Actually I smelled a bit like throw up and whiskey and chicken.
What the hell is in my hair?
Yeah I definitely had pieces of chicken. I didn’t even want to begin to wonder what the hell was in my hair, so I slowly but surely got up from the couch and walked to my bathroom stepping over the bottles of whisky and empty bottles of chardonnay, my wine of choice.
I took two advil and stepped into the steaming hot shower making sure to wash the nasty shit in my hair out.
I groaned as I realized that it being 2 o’clock in the afternoon I only had an hour to clean up the house and get ready for Alice and Rosalie to come over for some torture.
After shampooing my hair numerous times I got out of the shower and cleaned up.
It was amazing the number of chardonnay bottles empty and beer cans laying around the house.
Then I went into the kitchen to clean up the nastiest part of the job , procrastinating cleaning the counter in fear of finding out what exactly was on my head this morning.
I groaned when I finished the rest of the kitchen and saw that all that had to be cleaned up was the nasty residue on the counter. I walked over to the granite and washed the greasy chicken smelling sauce gagging a bit while doing so.

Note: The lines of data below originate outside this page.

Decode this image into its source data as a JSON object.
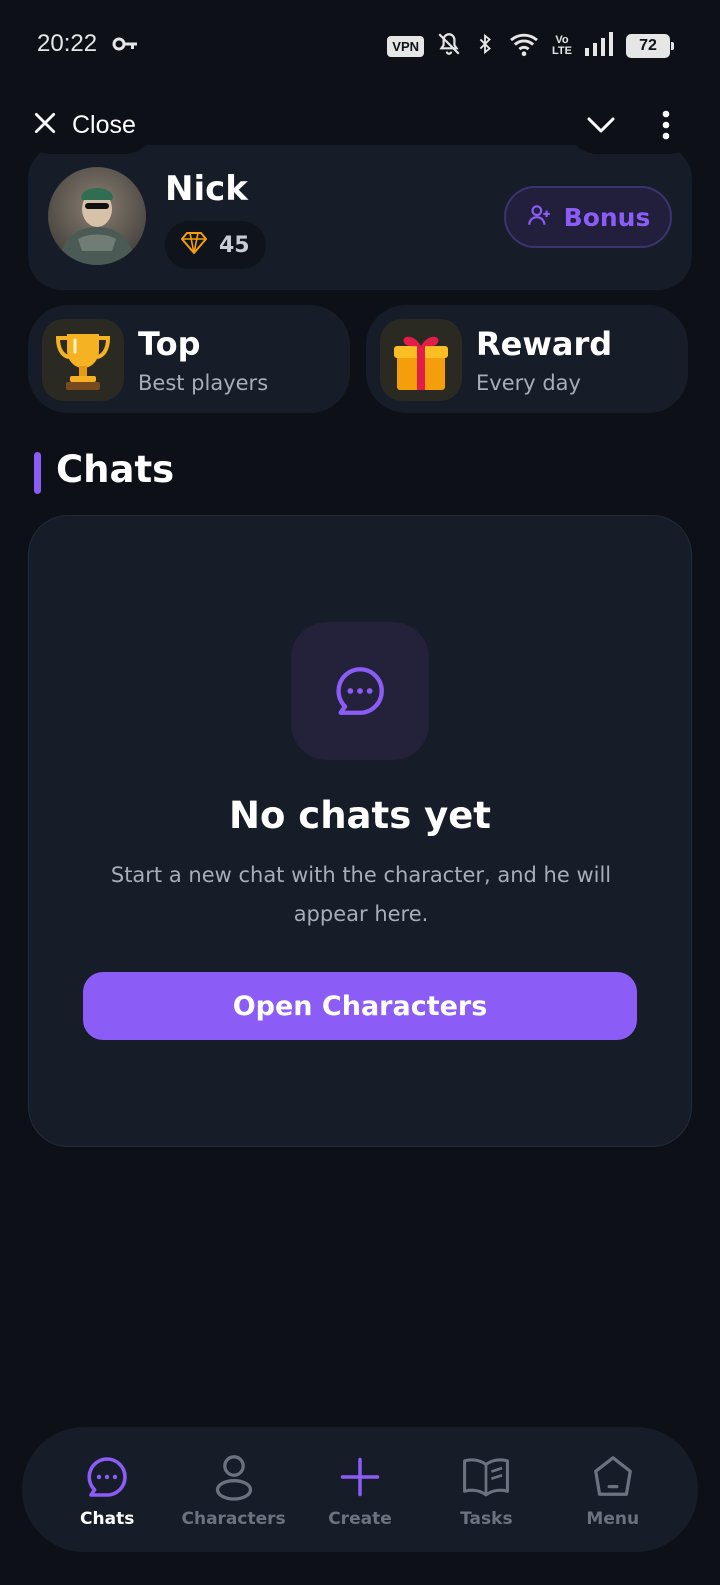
{
  "status_bar": {
    "time": "20:22",
    "vpn": "VPN",
    "volte_top": "Vo",
    "volte_bottom": "LTE",
    "battery": "72"
  },
  "top_bar": {
    "close_label": "Close"
  },
  "profile": {
    "name": "Nick",
    "gems": "45",
    "bonus_label": "Bonus"
  },
  "quick_cards": {
    "top": {
      "title": "Top",
      "subtitle": "Best players"
    },
    "reward": {
      "title": "Reward",
      "subtitle": "Every day"
    }
  },
  "chats_section": {
    "title": "Chats",
    "empty_title": "No chats yet",
    "empty_desc": "Start a new chat with the character, and he will appear here.",
    "open_button": "Open Characters"
  },
  "bottom_nav": {
    "items": [
      {
        "label": "Chats",
        "icon": "chat-bubble-icon",
        "active": true
      },
      {
        "label": "Characters",
        "icon": "person-icon",
        "active": false
      },
      {
        "label": "Create",
        "icon": "plus-icon",
        "active": false
      },
      {
        "label": "Tasks",
        "icon": "book-icon",
        "active": false
      },
      {
        "label": "Menu",
        "icon": "home-icon",
        "active": false
      }
    ]
  },
  "colors": {
    "background": "#0d1117",
    "card": "#161d28",
    "accent": "#8b5cf6",
    "gem": "#f59e0b"
  }
}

Then, the nastiest part, there was a fucking trail of grease going outside of my kitchen. I followed the trail of grease to behind my couch, cringing and having the feeling that I would not like this.
When I looked behind my couch I saw maybe the nastiest site I had ever seen in my life.
Yepppp that’s definitely chicken whiskey throw up. I thought to myself throwing up a bit in my mouth at the sight.
I closed my eyes and turned away, there was no way in hell that I would be cleaning that shit up so I ran away from the couch before I threw up ONTOP of the throw up and called the cleaners.
I knew I was being redonkulous but I truly and sincerely didn’t give a shit. So I pushed the disgusting picture out of my mind and sat on my love seat.
This would be the last time for the night that I would be alone so I was soaking it up.
Only fifteen minutes until Rose and Alice arrives.